SPEAKER Cherokee Chief Defies Labels By Kristy Eberbach Hoya Staff Writer

Charles Nailen/The Hoya The first female chief of the Cherokee Nation, Wilma Mankiller challenges stereotypes against Native American women Thursday.

Wilma Mankiller, the first female chief of the Cherokee Nation, discussed international women’s rights, commonly held stereotypes and the role of Native American women in their community in celebration of Women’s History Month.

“[Wilma Mankiller] is a nickname . and I’ve earned it,” she said to the crowd of mostly students Thursday in Gaston Hall.

As the member of several international boards, Mankiller addressed stereotypes held about women internationally as well as those held against Native American women in American pop culture.

Mankiller pointed to author Alice Walker saying, “Looking backward towards the future.” Cherokee culture is based on the belief that the world exists in a precarious balance and to maintain that balance individuals must pursue a righteous life, according to Mankiller. Gender equity, for example, is part of that balance, she said.

Yet when Mankiller first ran for tribal office in 1983, many people had forgotten this history, she said. Mankiller said she had to confront the stereotypes of her own people during her campaign.

“We get our identity from our clan, tribe and nation. To have members of my own nation oppose me because I’m female was very hurtful,” she said.

Mankiller said she soon discovered that she should “never argue with a fool because someone walking by won’t know who the fool is.” From that point on she said she has never looked back.

During her tenure as principal chief, the Cherokee Nation’s

Mankiller, from p. 1

budget doubled, tribal membership tripled and services to tribe members were greatly increased, she said. Before her election, ankiller ran a construction project for her community because she said it was what the people needed.

“It never occurred to me not to do it just because I’m a woman,” she said.

Despite the adversity she has faced, Mankiller said she has succeeded in promoting women’s rights throughout the world because she “cares more about the issues than what people think.”

She added that she is proud of her heritage because of its contributions to American culture and because of its respectful attitude toward women. However, the question of women’s societal role still remains. “[It is one that] we need to ask again and again until the truthful answer is [that] women are everywhere they want to be. Then we can stop asking the question,” she said.

Mankiller said she denies the fact that we are in a post-feminist era, but rather believes that people are redefining feminism.

“As women in the larger society made gains, native women have as well,” she said. “There is no area in the world not affected by the feminist movement, whether it’s a small community in Oklahoma or a New York City.” Still she said she presently feels that “women still have a major battle on their hands” because even American society has a narrow view about what it means to be a woman.

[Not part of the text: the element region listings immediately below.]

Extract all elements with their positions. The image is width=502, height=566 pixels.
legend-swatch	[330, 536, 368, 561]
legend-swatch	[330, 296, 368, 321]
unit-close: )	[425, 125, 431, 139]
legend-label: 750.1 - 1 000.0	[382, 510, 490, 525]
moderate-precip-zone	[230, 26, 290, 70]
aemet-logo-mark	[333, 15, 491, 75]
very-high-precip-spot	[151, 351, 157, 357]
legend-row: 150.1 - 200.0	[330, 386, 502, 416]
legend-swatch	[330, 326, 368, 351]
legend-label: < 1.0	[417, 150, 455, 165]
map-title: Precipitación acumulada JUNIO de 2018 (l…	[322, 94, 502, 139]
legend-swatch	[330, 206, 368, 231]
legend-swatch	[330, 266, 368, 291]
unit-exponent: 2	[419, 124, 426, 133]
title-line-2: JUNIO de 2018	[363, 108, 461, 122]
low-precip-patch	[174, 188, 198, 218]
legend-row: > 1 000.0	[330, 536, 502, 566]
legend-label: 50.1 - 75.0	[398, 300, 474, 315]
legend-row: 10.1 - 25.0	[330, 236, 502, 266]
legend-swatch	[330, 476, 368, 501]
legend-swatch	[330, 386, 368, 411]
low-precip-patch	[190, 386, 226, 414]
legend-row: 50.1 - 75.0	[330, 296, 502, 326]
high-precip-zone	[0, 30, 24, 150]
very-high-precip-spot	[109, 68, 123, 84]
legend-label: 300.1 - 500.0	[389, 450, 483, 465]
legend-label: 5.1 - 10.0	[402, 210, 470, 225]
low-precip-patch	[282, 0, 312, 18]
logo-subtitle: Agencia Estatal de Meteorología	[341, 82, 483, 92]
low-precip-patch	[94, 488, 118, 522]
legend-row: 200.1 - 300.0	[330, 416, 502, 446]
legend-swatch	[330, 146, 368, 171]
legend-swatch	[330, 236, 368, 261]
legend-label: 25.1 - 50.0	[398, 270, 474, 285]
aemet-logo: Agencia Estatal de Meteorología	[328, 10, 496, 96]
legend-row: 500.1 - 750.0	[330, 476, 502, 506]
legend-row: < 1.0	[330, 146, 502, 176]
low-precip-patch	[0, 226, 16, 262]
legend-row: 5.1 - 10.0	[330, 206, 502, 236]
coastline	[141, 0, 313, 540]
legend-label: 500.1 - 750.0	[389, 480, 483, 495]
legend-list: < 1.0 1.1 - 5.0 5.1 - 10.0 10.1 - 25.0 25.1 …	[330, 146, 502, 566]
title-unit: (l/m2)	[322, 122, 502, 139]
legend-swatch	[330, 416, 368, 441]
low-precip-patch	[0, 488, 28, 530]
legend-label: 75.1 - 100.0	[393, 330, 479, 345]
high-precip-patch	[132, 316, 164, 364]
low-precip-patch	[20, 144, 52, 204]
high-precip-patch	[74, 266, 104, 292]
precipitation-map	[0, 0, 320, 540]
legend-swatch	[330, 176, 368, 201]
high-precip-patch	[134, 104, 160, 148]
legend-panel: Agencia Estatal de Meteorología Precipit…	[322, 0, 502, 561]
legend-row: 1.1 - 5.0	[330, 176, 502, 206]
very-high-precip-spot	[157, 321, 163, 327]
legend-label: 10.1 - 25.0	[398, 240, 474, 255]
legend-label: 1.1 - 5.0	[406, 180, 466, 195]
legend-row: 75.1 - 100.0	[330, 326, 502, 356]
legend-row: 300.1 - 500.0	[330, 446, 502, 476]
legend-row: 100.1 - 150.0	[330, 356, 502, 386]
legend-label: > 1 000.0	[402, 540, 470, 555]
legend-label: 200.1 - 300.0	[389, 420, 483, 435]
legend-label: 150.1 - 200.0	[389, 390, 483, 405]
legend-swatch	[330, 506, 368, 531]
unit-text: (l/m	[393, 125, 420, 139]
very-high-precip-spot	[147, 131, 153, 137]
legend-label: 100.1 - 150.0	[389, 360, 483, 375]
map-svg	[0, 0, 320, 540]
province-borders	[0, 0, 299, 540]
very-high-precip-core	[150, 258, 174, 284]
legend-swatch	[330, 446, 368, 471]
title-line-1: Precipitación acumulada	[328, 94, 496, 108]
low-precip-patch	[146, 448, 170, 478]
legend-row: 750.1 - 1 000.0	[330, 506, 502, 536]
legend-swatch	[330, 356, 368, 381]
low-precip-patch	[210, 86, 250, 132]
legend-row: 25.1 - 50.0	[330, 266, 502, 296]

Mankiller said she lacked an assertive female role model in her childhood and stressed the need for women in leadership roles. These leading women can “strengthen us, help us go on, empower us and make us feel that the battle is worth continuing,” she said.

Mankiller said she approaches every aspect of her life with this optimism. Despite the adversity her tribe has faced such as a lack of housing, the high unemployment rate and the difficulties many have had in holding onto their land, Mankiller said she sees “another world of tenacious, strong, interdependent people with a strong sense of community.” Despite of the distinct languages, cultures and religions found among Native American tribes, this idea of interdependence unites them under the common understanding “that the people, the land and everything else is alive,” she said.

Concluding her speech, Mankiller stepped back and examined her black suit. “I hope that by spending time with you I have eliminated one more stereotype about what a chief looks like,” she said.